I knew there was a good reason I didn’t like baseball. Apparently the Hall of Fame has cancelled a Bull Durham retrospective because (gasp!) Tim Robbins and Susan Sarandon are against the war. (The Hall of Fame only allows in all-American racists, drunks, and wifebeaters, not peaceniks.) Tim Robbins wrote a nice reply: “Your subservience to your friends in the administration is embarrassing to baseball and by engaging in this enterprise you show that you belong with other cowards and ideologues in a hall of infamy and shame…Long live democracy, free speech and the ’69 Mets; all improbable, glorious miracles that I have always believed in.” You go, Tim. As Spike Lee pointed out in the first five minutes of He Got Game, basketball is the true American pastime nowadays anyway.
A Change of Season.
Angels win the series. I thought Game 6 was quite exciting.

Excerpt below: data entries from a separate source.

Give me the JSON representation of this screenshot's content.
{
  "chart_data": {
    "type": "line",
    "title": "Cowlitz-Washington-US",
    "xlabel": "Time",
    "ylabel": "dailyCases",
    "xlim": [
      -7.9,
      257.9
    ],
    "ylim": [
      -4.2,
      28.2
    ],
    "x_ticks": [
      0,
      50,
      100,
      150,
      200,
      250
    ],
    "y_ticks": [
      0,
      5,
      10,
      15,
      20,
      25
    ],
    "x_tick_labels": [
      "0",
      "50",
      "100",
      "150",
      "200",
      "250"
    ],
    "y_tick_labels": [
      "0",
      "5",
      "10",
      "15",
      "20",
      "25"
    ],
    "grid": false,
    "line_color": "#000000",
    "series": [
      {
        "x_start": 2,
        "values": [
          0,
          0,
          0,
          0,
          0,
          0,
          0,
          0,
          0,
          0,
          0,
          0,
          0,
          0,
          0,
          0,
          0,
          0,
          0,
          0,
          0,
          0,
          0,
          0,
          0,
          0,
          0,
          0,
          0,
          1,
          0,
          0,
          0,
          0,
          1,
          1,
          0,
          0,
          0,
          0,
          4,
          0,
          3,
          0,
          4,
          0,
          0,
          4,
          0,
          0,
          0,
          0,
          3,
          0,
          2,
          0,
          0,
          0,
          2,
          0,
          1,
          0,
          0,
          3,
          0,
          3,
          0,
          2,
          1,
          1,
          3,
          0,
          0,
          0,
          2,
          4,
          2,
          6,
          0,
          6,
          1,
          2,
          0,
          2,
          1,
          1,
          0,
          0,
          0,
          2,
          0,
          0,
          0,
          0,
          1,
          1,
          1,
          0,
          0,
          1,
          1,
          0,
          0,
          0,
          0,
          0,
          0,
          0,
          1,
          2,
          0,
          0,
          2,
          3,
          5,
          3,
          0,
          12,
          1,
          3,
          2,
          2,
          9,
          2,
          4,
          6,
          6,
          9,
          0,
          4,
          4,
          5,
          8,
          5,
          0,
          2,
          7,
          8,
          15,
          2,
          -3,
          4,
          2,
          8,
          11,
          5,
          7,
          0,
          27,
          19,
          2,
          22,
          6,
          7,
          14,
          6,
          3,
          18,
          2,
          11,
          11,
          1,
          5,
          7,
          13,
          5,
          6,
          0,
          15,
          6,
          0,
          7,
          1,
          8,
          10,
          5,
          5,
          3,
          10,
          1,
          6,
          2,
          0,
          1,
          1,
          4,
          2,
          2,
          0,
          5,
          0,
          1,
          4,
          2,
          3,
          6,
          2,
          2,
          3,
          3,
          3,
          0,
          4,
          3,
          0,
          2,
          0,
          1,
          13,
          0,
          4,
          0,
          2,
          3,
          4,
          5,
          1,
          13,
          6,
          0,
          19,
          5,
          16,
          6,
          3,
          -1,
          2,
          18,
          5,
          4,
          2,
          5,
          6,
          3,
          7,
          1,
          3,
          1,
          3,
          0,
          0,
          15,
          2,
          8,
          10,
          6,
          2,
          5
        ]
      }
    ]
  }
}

Game 7, on the other hand, was pretty dull. At any rate, it’s finally time to focus on more important matters, like the NBA, which starts tomorrow…
Ho-hum.
While I’ve been busy the past couple of days, apparently MLB players decided to strike. Well, you know what? I really couldn’t care less. At the risk of alienating all the stat-keeping baseball lovers out there, baseball before October just bores me, unless I’m playing or at the stadium watching. Ranks right up there with golf as the sport I most like to nap to on weekend afternoons. I do have a mixture of pity, fascination, and irritation for the legions of Red Sox fans out there, who constantly act like (a) winning a World Series is more important than world peace and (b) Boston is somehow a cursed sports town, despite their winning 16 NBA championships over the years. But otherwise, I have no vested interest in baseball at all…During the summer, I’d rather watch MLS any day of the week and twice on Sunday. And now it’s almost September, so bring on the hoops.